İlk Gökyüzü Taraması Tamamlandı

L2 noktasına ulaştıktan sonra bir dizi test ve kalibrasyon gözlemi yapan SRG uydusu, 2020'in başından beri bilimsel gözlemler yürütüyordu. İlk altı aylık bilimsel çalışmaların sonuçları, Almanya'dan MPE ve Rusya'dan IKI uzay enstitüleri tarafından 19 Haziran 2020'de bilim dünyasına duyuruldu.

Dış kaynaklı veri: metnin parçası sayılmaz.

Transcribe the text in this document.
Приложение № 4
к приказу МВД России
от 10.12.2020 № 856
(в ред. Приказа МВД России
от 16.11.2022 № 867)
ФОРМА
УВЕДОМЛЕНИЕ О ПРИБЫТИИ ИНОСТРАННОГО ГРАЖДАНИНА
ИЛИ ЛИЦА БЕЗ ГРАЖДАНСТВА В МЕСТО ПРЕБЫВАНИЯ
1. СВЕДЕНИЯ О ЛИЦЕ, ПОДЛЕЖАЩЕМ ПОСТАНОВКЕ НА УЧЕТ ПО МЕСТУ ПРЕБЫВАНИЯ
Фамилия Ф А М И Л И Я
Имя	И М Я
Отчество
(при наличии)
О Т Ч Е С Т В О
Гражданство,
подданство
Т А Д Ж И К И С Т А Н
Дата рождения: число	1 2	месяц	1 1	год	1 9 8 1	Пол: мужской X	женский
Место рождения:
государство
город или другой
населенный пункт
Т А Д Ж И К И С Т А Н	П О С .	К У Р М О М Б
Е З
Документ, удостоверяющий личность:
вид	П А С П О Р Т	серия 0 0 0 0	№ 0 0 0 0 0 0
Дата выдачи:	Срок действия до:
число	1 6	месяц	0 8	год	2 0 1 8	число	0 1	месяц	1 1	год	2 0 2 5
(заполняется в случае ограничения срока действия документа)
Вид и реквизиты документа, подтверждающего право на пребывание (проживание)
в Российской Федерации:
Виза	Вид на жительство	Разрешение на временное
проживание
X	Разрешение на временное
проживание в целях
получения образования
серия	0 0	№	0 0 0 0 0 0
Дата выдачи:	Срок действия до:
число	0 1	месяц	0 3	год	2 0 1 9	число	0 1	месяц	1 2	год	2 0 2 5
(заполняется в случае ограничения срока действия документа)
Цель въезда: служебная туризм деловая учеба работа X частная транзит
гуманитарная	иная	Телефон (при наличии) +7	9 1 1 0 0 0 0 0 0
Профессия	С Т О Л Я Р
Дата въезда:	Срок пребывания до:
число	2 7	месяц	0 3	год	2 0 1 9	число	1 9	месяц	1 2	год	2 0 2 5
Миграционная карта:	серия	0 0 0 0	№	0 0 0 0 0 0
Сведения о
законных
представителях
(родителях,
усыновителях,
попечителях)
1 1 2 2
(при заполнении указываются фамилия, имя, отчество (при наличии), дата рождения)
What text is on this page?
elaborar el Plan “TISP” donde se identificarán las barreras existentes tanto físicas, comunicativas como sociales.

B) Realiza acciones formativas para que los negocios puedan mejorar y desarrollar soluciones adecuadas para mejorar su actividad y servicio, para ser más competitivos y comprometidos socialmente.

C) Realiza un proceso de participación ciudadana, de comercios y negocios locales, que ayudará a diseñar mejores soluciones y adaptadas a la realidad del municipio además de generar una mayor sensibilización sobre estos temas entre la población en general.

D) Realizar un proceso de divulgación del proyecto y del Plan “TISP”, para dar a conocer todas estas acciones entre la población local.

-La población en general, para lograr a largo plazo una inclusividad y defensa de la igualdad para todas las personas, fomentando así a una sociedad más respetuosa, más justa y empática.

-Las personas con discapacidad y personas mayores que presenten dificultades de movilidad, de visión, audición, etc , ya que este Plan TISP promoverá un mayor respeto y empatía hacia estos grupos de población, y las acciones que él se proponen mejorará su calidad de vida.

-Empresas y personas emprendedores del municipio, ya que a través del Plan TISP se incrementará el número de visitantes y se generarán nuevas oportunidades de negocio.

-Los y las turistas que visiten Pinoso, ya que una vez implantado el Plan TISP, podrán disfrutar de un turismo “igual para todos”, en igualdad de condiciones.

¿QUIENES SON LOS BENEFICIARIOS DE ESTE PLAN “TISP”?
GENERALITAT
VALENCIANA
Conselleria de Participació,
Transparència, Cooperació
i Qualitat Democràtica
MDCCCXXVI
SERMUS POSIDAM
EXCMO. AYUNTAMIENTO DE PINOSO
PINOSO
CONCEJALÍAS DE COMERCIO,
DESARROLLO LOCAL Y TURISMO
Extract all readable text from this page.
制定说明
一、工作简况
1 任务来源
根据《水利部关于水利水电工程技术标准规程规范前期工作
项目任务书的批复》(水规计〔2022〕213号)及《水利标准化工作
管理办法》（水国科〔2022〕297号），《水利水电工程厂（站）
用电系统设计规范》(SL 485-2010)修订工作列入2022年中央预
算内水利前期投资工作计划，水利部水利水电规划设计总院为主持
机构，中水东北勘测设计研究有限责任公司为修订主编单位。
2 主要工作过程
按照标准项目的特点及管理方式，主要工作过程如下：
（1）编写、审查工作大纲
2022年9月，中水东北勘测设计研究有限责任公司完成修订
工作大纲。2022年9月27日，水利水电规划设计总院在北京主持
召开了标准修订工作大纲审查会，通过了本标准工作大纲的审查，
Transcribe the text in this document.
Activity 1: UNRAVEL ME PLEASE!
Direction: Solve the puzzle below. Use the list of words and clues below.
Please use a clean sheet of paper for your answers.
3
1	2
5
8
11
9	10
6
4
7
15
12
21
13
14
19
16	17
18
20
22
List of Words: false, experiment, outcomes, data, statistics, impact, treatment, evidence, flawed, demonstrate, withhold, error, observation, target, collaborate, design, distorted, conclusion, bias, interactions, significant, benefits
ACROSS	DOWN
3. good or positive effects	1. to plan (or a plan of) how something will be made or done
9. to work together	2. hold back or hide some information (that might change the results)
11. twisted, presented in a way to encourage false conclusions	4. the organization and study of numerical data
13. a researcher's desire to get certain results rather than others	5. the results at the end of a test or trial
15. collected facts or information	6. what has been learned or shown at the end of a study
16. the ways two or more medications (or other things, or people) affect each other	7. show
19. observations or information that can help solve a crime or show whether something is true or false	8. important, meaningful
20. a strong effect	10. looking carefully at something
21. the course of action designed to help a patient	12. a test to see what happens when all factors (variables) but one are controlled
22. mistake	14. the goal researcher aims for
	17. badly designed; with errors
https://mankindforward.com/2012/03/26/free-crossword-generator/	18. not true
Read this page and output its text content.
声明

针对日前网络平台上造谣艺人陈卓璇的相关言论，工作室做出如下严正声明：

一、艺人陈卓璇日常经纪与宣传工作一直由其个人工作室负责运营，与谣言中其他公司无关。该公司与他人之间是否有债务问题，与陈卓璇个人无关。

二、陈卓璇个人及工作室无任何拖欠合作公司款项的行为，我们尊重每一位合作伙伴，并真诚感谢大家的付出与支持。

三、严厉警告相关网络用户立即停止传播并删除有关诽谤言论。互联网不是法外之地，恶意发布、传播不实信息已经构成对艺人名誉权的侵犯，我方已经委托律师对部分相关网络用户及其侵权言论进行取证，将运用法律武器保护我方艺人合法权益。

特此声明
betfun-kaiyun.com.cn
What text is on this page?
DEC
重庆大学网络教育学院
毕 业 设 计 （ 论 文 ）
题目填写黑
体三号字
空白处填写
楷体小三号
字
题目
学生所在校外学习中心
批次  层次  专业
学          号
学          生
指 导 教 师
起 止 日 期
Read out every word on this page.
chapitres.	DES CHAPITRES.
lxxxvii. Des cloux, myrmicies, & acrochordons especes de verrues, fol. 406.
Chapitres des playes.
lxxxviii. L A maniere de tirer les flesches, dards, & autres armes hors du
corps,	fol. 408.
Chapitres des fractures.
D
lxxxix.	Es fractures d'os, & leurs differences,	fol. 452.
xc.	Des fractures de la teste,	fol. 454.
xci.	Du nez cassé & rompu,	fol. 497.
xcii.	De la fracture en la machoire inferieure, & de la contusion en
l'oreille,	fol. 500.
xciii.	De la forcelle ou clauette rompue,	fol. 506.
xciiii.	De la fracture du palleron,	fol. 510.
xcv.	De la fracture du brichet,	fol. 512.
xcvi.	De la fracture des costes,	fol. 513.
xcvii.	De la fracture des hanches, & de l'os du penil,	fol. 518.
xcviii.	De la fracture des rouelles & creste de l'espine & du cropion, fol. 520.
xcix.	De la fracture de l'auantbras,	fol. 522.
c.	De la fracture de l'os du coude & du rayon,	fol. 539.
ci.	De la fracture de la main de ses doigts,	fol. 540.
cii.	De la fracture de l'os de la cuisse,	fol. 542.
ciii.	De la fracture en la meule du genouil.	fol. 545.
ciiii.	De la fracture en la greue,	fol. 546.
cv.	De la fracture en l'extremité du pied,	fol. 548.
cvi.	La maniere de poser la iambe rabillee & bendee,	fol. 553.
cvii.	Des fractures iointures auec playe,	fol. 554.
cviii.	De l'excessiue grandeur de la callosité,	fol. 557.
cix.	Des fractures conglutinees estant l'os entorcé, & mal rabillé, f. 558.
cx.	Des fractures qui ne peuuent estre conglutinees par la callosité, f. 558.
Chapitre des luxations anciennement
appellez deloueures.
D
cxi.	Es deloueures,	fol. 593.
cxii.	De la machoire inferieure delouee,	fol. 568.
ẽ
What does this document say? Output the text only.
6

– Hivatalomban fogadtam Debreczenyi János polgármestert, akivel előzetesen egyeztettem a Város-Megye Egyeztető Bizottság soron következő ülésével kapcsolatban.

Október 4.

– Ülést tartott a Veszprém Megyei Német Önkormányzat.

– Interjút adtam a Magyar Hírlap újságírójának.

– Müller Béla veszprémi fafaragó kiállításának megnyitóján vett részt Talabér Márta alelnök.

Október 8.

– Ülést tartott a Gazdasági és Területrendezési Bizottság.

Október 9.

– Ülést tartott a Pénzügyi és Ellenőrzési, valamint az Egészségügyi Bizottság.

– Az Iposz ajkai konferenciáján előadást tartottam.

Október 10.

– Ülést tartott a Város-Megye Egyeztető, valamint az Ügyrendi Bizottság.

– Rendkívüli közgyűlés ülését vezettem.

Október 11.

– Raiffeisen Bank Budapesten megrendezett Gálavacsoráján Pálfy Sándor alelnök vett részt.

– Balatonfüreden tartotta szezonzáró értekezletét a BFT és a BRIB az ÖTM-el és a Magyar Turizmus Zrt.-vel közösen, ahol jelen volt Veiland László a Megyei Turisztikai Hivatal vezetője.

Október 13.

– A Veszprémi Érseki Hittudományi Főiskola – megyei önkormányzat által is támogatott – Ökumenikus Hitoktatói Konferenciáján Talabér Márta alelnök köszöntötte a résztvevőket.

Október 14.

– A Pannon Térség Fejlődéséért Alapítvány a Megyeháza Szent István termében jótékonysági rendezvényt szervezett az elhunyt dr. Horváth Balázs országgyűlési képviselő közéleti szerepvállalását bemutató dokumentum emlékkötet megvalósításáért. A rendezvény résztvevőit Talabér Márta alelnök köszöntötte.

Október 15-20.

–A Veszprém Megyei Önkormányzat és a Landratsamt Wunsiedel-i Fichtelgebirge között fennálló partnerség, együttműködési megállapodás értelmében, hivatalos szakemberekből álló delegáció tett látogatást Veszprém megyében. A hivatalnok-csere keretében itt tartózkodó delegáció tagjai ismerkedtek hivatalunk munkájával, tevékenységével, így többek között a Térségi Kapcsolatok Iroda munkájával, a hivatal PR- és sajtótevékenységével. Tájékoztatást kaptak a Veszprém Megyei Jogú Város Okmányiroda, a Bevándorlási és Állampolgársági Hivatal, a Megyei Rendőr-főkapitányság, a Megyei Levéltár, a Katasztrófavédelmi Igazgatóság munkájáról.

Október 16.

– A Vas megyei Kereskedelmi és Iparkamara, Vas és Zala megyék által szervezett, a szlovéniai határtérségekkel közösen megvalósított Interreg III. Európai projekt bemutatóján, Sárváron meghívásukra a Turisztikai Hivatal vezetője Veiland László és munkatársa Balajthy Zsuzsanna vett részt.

SRG uydusu üzerindeki iki algılayıcı sayesinde eş-zamanlı olarak gökyüzü hem yumuşak X-ışınlarında hem de sert X-ışınlarında taranmış olacak. Her altı ayda bir tüm gökyüzünü tarayacak olan SRG uydusunu için tasarlanmış görev süresi 4 yıl. Ancak, şimdiye kadar uzaya gönderilen uzay teleskoplarının neredeyse tamamı kendileri için belirlenen sürelerden daha uzun çalıştılar. Herhangi bir aksilik olmazsa, SRG'nin de bu belirlenen 4 yıldan daha uzun çalışması bekleniyor. Yine de, uydu 4 yıl içinde belirlenmiş bilimsel hedeflerine ulaşacak. Sonrasında nasıl bir program uygulanacağına zaman içinde karar verilecek.

SRG uydusu gökyüzünü taradıkça, üzerindeki ART-XC algılayıcısı ile elde edilen verilerin %2'lik kısmı da Türk araştırmacılara iletilecek. Bu iletilecek verilerin daha önce hiçbir sert X-ışın uydusu tarafından gözlenmemiş olma şartı TUG ile ROSCOSMOS arasında yapılan anlaşmada yerini alıyor. Bu durum, Türk araştırmacıların kullanacakları verinin bilimsel önemini artırıyor.

TÜBİTAK Ulusal Gözlemevi koordinasyonunda araştırmacılarımız hazırlıklarına çoktan başladı. Hatta RTT150 teleskobunu daha verimli kullanabilmek için bazı teknik iyileştirmeler de gerçekleştirildi. Şimdi herkes heyecanla SRG'den Türkiye'ye gelecek verileri bekliyor.